水牛で有名なマラジョー島ソウリ市の農場主、「水牛大学」設立を計画
2025年 10月 13日
携帯電話、テレビゲーム、電子玩具はここでは主役ではない。ブラジル北部パラー州のマラジョー島ソウリ市にある冠水地帯のひとつでは、子どもたちが水牛と一緒に泳ぎながら遊んでいる。

彼らには動物を調教するという“ミッション”があるが、これは、地域特有の暑さをしのぐため、子どもたちが水に飛び込んだり潜ったりしている遊びの延長となっている。
水牛はマラジョーの象徴であり、同地域にはブラジルで最大の水牛群がある。推定頭数は65万頭から80万頭にのぼり、その大半はソウリ、シャヴィス、カショエイラ・ド・アラリの各市に集中している。

町の路上では彫像にもなっている水牛は、交通手段や警察官の移動、そして有名なチーズ入りフィレ・ミニョンなどの料理にも活用されている。
この動物の重要性を認識するミロンガ農場・特産品販売所のオーナー一家は「水牛大学」の設立を計画している。正式名称は「水牛文化研究センター」。まだ開設時期は未定だが、水牛の遺伝学、飼育管理、そして哺乳類としての総合的な活用に関する研究に特化した、国内初の施設となる。

「私たちには、水牛についてもっと深く研究する人材が必要なのです。遺伝的改良、乳・皮革・肉への付加価値の創出、飼育管理、衛生面など、幅広いテーマがあります。これらを研究して発信していく必要があります。このセンターは獣医師や農学者、畜産技術者、生物学者だけの特権的な場ではありません。食品技術者、観光分野、医療分野など、他の領域も巻き込むべきです」と、農場主カルロス・アウグスト・ゴヴェーア氏(通称トンガ)は語る。。
このプロジェクトがまだ具体化していない現時点では、彼の家族は「ミロンガでの体験」という教育的観光プログラムを運営している。2017年に始まったこの取り組みでは、訪問者が農場の日常生活、水牛乳を使った手作りチーズの製造工程、そしてアグロエコロジー(環境と調和した農業)の実践を体験することができる。

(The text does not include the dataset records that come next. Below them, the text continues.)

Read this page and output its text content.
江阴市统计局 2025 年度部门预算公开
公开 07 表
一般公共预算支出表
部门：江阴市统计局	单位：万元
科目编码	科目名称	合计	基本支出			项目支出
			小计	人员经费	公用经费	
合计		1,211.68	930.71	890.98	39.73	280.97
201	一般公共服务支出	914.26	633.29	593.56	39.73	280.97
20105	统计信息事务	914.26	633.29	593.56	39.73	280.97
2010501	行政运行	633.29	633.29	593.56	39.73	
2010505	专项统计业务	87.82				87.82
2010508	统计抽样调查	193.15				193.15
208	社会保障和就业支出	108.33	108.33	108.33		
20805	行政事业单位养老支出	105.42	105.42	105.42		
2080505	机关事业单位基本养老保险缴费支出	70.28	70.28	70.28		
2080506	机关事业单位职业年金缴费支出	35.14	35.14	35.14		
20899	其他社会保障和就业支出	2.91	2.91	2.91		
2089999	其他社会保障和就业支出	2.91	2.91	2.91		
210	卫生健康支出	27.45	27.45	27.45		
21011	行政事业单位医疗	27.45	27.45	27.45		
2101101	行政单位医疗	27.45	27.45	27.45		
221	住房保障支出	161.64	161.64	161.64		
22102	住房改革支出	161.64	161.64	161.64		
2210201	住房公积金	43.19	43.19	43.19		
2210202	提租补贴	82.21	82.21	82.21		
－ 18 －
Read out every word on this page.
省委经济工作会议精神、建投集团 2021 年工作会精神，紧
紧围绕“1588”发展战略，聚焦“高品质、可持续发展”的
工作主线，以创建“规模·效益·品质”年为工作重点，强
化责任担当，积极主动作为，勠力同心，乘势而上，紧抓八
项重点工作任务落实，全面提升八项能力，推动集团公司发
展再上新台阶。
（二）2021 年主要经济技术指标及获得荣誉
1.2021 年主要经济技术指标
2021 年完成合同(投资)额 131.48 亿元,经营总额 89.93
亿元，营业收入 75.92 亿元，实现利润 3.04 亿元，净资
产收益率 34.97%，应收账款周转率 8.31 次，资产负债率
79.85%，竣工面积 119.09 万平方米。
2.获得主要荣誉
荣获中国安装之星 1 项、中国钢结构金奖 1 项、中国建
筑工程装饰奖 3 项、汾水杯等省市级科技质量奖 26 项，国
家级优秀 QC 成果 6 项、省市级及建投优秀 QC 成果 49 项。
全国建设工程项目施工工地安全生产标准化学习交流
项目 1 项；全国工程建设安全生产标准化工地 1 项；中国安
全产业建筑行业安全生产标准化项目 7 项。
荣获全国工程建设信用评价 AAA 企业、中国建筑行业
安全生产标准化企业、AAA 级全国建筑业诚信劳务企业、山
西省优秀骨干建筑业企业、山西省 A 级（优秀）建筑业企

「私たちは以前、チーズやお菓子をたくさん生産していて、事業拡大の可能性もありました。でも、農場の面積は90ヘクタールと限られていて、大規模生産を目指すつもりはなかったんです。そんなときに観光事業をはじめて、生産拡大の試みはやめました。今では、観光が農場の収益の3分の2を占めています。9月には、過去最多となる400人の来訪者がありました」と語るのは、トンガ氏の娘であり、マラジョー乳製品生産者協会(APLQM)のガブリエラ・ゴヴェーア会長。
マラジョー島のチーズは、何世代にもわたって受け継がれてきた技術によって生乳から作られる伝統的な製品であり、起源は数世紀前にさかのぼる。こうした手作りチーズの合法化に向けた取り組みは長い道のりであり、ミロンガ家はその過程にも積極的に関与し、手作りチーズ製造に特化した衛生法の整備に貢献した。
2013年には、ミロンガのチーズ工房が初めて公式な検査認可を取得し、数年後には製品が国立産業財産権院(INPI)による地理的表示(IG)を獲得した。このプロセスには、ブラジル中小・零細企業支援機関(SEBRAE)も参画して、診断、合法化、そして生産者の組織化に協力した。

<環境への懸念>
マラジョー島における水牛の文化的・経済的な歴史的関係は深いものの、水牛由来製品の生産と消費には環境面での課題が伴っている。2025年11月にベレン市で開催される第30回国連気候変動枠組条約締約国会議(COP30)では、温室効果ガスの排出削減が主要テーマとなっている。
2023年に発表された温室効果ガス排出・吸収量推計システム(SEEG)の最新調査によると、畜産業はブラジル国内で2番目に多く温室効果ガスを排出している分野であり、1位は土地利用の変化による排出だった。
水牛を含むウシ科動物は、同年に二酸化炭素換算で4億500万トン(MTCO₂e)を排出したとされる。これは、動物の消化過程で発生するメタンガスの放出によるものであり、将来的に設立が検討されている水牛文化研究センターが取り組むべき重要課題のひとつとなる可能性がある。